Report: Nigeria’s Rising Population a Ticking Time Bomb

Obinna Chima

The failure by policymakers in Nigeria to match the rising rate of reproduction with a corresponding level of productivity in the country, “has set the stage for a ticking time bomb,” a report has warned.

Lagos-based investment and financial advisory company, the Financial Derivatives Company Limited (FDC), stated this in its latest bi-monthly economic update obtained yesterday.

While Nigeria recorded Gross Domestic Product (GDP) growth of 1.93 per cent in 2018, the country’s population growth rate is currently at about three per cent.

In fact, the United Nations Population Fund (UNFPA) on Monday stated that Nigeria’s population currently stands at an all-time high of 201 million, representing an increase of 5.1 million from the 195.9 million it said the country had in October last year.

The UNFPA in its 2019 State of the World Population report published on its website, had said the country’s annual growth rate has been at an average of 2.6 per cent from 2010 to 2019.

But the FDC in the report, stressed that Nigeria’s population “is large and growing.”

“According to the United Nations Department of Economic and Social Affairs (DESA), Nigeria’s population is set to more than double by 2050 to reach 400 million and overtake the United States as the third most populated country in the world.

“This forecast of seemingly exponential growth in population is not necessarily a dire development. However, a failure to match the high rate of reproduction with a corresponding level of productivity has set the stage for what is a ticking time bomb.

“The year 2050 may still be more than 30 years down the road from today but Nigeria will not have to wait till then to be faced with the consequences of its population explosion and the lack of adequate infrastructure and development. “Much of it is clear and apparent. Nigeria was recently named the poverty capital of the world – overtaking much larger India, projected to rise sharply as the population boom continues without matching economic growth,” it added.

According to United Nations International Children’s Emergency Fund (UNICEF), the number of out of school children in Nigeria has risen to over 10 million – the largest in the world – even though primary education is free and officially compulsory.

The university system is in dire need of increased capacity as less than 30 per cent of the over 10 million applicants gained admission, the FDC report stated.

For the few that manage to pass through the educational system, rapidly rising unemployment remains a major source of anxiety.

The latest data from the National Bureau of Statistics also showed the unemployment rate has more than doubled since the end of 2015.

It currently stands at 23.1 per cent compared to 10 cent at the end of 2015. This, the report noted was likely to worsen in the years to come as population growth currently exceeds GDP growth.

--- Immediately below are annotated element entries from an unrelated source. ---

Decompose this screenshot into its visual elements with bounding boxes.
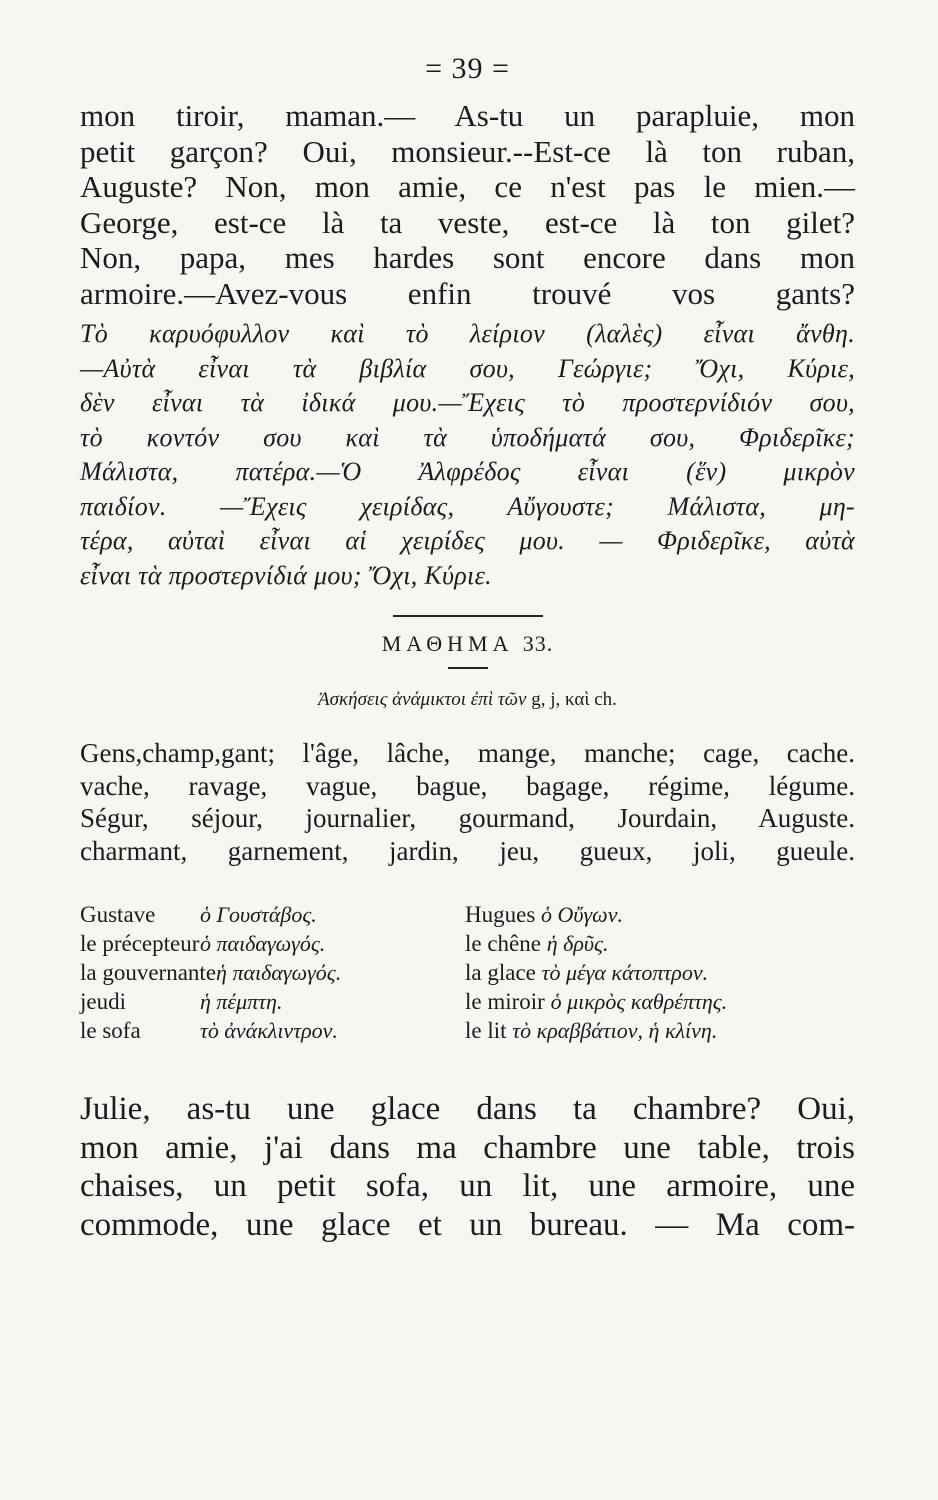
vocab-entry xyxy=(80,988,465,1017)
vocab-entry xyxy=(80,930,465,959)
vocab-greek: ἡ παιδαγωγός. xyxy=(216,960,342,985)
greek-line: Τὸ καρυόφυλλον καὶ τὸ λείριον (λαλὲς) εἶναι ἄνθη. xyxy=(80,319,855,348)
greek-passage xyxy=(80,317,855,593)
vocab-greek: ὁ παιδαγωγός. xyxy=(200,931,326,956)
vocab-greek: ὁ Γουστάβος. xyxy=(200,902,317,927)
french-line: petit garçon? Oui, monsieur.--Est-ce là ton ruban, xyxy=(80,133,855,169)
book-page xyxy=(80,52,855,1244)
vocab-greek: ἡ πέμπτη. xyxy=(200,989,283,1014)
french-line: George, est-ce là ta veste, est-ce là ton gilet? xyxy=(80,204,855,240)
closing-line: chaises, un petit sofa, un lit, une armoire, une xyxy=(80,1168,855,1204)
closing-passage xyxy=(80,1090,855,1244)
vocab-french: le chêne xyxy=(465,931,541,956)
french-line: armoire.—Avez-vous enfin trouvé vos gants? xyxy=(80,275,855,311)
vocab-entry xyxy=(465,930,727,959)
vocab-french: la gouvernante xyxy=(80,960,217,985)
section-divider xyxy=(393,615,543,617)
heading-divider xyxy=(448,667,488,669)
greek-line: Μάλιστα, πατέρα.—Ὁ Ἀλφρέδος εἶναι (ἕν) μικρὸν xyxy=(80,457,855,486)
closing-line: mon amie, j'ai dans ma chambre une table, trois xyxy=(80,1129,855,1166)
vocab-greek: ὁ μικρὸς καθρέπτης. xyxy=(550,989,728,1014)
french-passage xyxy=(80,98,855,311)
vocab-french: Hugues xyxy=(465,902,536,927)
vocab-greek: τὸ κραββάτιον, ἡ κλίνη. xyxy=(512,1018,718,1043)
closing-line: commode, une glace et un bureau. — Ma com- xyxy=(80,1206,855,1243)
french-line: Auguste? Non, mon amie, ce n'est pas le mien.— xyxy=(80,169,855,204)
greek-line: εἶναι τὰ προστερνίδιά μου; Ὄχι, Κύριε. xyxy=(80,560,492,590)
vocab-entry xyxy=(80,959,465,988)
vocab-french: le sofa xyxy=(80,1018,141,1043)
vocab-entry xyxy=(465,988,727,1017)
greek-line: παιδίον. —Ἔχεις χειρίδας, Αὔγουστε; Μάλιστα, μη- xyxy=(80,491,855,521)
vocab-greek: τὸ ἀνάκλιντρον. xyxy=(200,1018,338,1043)
word-list xyxy=(80,737,855,867)
lesson-number: 33. xyxy=(522,631,554,656)
closing-line: Julie, as-tu une glace dans ta chambre? Oui, xyxy=(80,1091,855,1127)
word-list-line: charmant, garnement, jardin, jeu, gueux, joli, gueule. xyxy=(80,835,855,866)
page-number: = 39 = xyxy=(425,52,510,85)
vocab-entry xyxy=(465,959,727,988)
french-line: Non, papa, mes hardes sont encore dans mon xyxy=(80,240,855,275)
french-line: mon tiroir, maman.— As-tu un parapluie, mon xyxy=(80,98,855,133)
vocabulary-table xyxy=(80,901,855,1046)
vocab-greek: τὸ μέγα κάτοπτρον. xyxy=(541,960,709,985)
word-list-line: Gens,champ,gant; l'âge, lâche, mange, manche; cage, cache. xyxy=(80,738,855,768)
vocab-entry xyxy=(80,901,465,930)
greek-line: τὸ κοντόν σου καὶ τὰ ὑποδήματά σου, Φριδερῖκε; xyxy=(80,422,855,452)
vocab-entry xyxy=(80,1017,465,1046)
greek-line: δὲν εἶναι τὰ ἰδικά μου.—Ἔχεις τὸ προστερνίδιόν σου, xyxy=(80,388,855,417)
greek-line: —Αὐτὰ εἶναι τὰ βιβλία σου, Γεώργιε; Ὄχι, Κύριε, xyxy=(80,353,855,383)
instruction-letters: g, j, καὶ ch. xyxy=(531,689,617,710)
word-list-line: Ségur, séjour, journalier, gourmand, Jourdain, Auguste. xyxy=(80,803,855,833)
vocabulary-column-left xyxy=(80,901,465,1046)
exercise-instruction xyxy=(80,689,855,719)
lesson-title: ΜΑΘΗΜΑ xyxy=(381,631,513,656)
vocab-french: Gustave xyxy=(80,902,156,927)
vocab-french: le lit xyxy=(465,1018,507,1043)
vocab-greek: ἡ δρῦς. xyxy=(546,931,609,956)
vocab-entry xyxy=(465,901,727,930)
lesson-heading xyxy=(80,631,855,661)
word-list-line: vache, ravage, vague, bague, bagage, régime, légume. xyxy=(80,770,855,801)
vocab-french: la glace xyxy=(465,960,536,985)
vocab-greek: ὁ Οὔγων. xyxy=(541,902,623,927)
greek-line: τέρα, αὐταὶ εἶναι αἱ χειρίδες μου. — Φριδερῖκε, αὐτὰ xyxy=(80,526,855,555)
instruction-greek: Ἀσκήσεις ἀνάμικτοι ἐπὶ τῶν xyxy=(318,689,527,710)
vocab-french: le miroir xyxy=(465,989,545,1014)
vocabulary-column-right xyxy=(465,901,727,1046)
vocab-french: le précepteur xyxy=(80,931,200,956)
vocab-french: jeudi xyxy=(80,989,126,1014)
vocab-entry xyxy=(465,1017,727,1046)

“This implies that there are more people being born, and in turn, more people joining the laboußr force than there are jobs being created,” it stated.

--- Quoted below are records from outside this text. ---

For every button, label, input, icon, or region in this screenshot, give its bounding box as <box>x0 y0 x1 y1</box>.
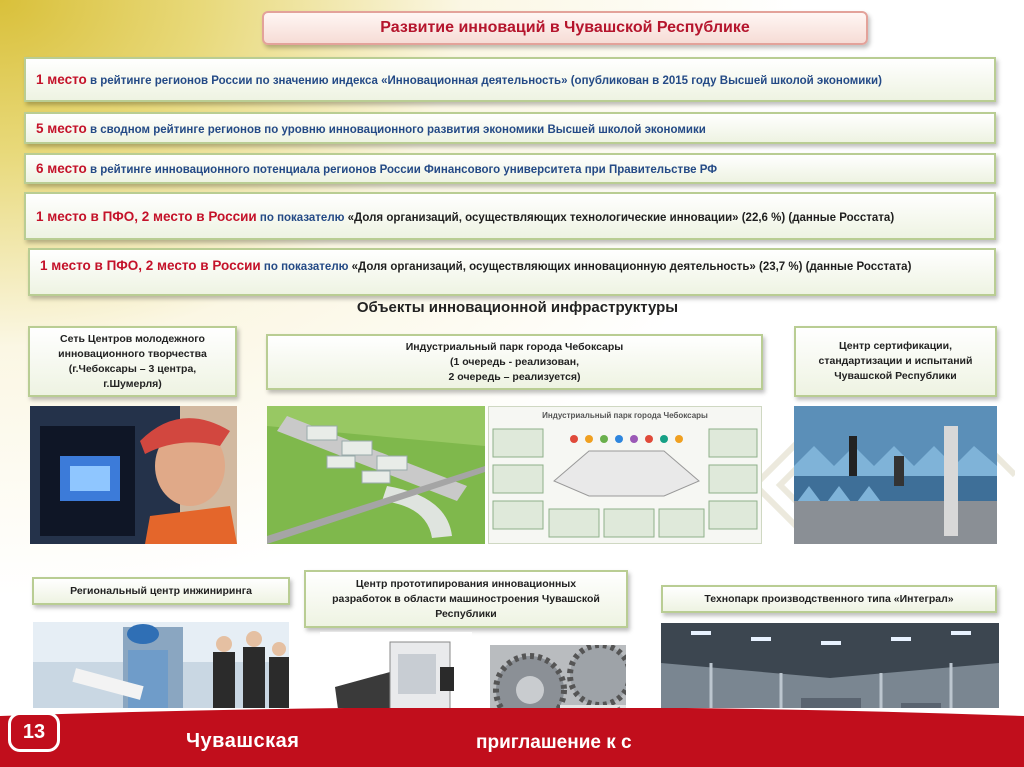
footer-text-left: Чувашская <box>186 730 300 752</box>
certification-chamber-photo <box>794 406 997 544</box>
rank-item: 1 место в ПФО, 2 место в России по показателю «Доля организаций, осуществляющих технологические инновации» (22,6 %) (данные Росстата) <box>24 192 996 240</box>
industrial-park-render <box>267 406 485 544</box>
rank-item: 1 место в ПФО, 2 место в России по показателю «Доля организаций, осуществляющих инновационную деятельность» (23,7 %) (данные Росстата) <box>28 248 996 296</box>
caption-technopark: Технопарк производственного типа «Интеграл» <box>661 585 997 613</box>
caption-certification-center: Центр сертификации, стандартизации и испытаний Чувашской Республики <box>794 326 997 397</box>
caption-youth-centers: Сеть Центров молодежного инновационного творчества (г.Чебоксары – 3 центра, г.Шумерля) <box>28 326 237 397</box>
page-title: Развитие инноваций в Чувашской Республике <box>262 11 868 45</box>
caption-industrial-park: Индустриальный парк города Чебоксары (1 очередь - реализован, 2 очередь – реализуется) <box>266 334 763 390</box>
rank-item: 1 место в рейтинге регионов России по значению индекса «Инновационная деятельность» (опубликован в 2015 году Высшей школой экономики) <box>24 57 996 102</box>
caption-engineering-center: Региональный центр инжиниринга <box>32 577 290 605</box>
caption-prototyping-center: Центр прототипирования инновационных разработок в области машиностроения Чувашской Республики <box>304 570 628 628</box>
page-number: 13 <box>8 712 60 752</box>
youth-center-photo <box>30 406 237 544</box>
footer-text-right: приглашение к с <box>476 732 632 753</box>
scheme-title: Индустриальный парк города Чебоксары <box>542 411 708 420</box>
industrial-park-scheme <box>488 406 762 544</box>
rank-item: 6 место в рейтинге инновационного потенциала регионов России Финансового университета при Правительстве РФ <box>24 153 996 184</box>
rank-item: 5 место в сводном рейтинге регионов по уровню инновационного развития экономики Высшей школой экономики <box>24 112 996 144</box>
engineering-center-photo <box>33 622 289 722</box>
section-title: Объекты инновационной инфраструктуры <box>356 299 679 316</box>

Continuing, the report pointed out that even the highly educated and skilled Nigerians are not left out of the scramble, “to escape the current economic uncertainty for a better life overseas.” “Canada is the new destination of choice due to its liberal immigration policies. However, this emigrant demographic does present one of the few bright spots for Nigeria.

“Remittances by Nigerians in Diaspora have been on the rise for over a decade now,” it added.

According to PwC, Nigeria has become one of the top five nations with high remittance inflows globally, and the largest remittance-receiving country in Africa.

“Faced with dire employment prospects, Nigerians are fleeing Many Nigerians have left and are still fleeing the country in search of proverbial greener pastures.” According to the world population review, Nigeria has a net migration per day of -164.

“This number means that 164 people emigrate more out of Nigeria than immigrate on a daily basis. “This works out to one net migrant every nine minutes. Many are sold on the promise of a better life and brave terrible odds in an attempt to reach Europe via the Sahara desert and the Mediterranean Sea.

“Sadly, many have ended up in a life of slavery or have become trapped in sex trafficking rings. The number of Nigerian men, women and children being registered at landing points in Italy has risen dramatically in recent years,” the report stated.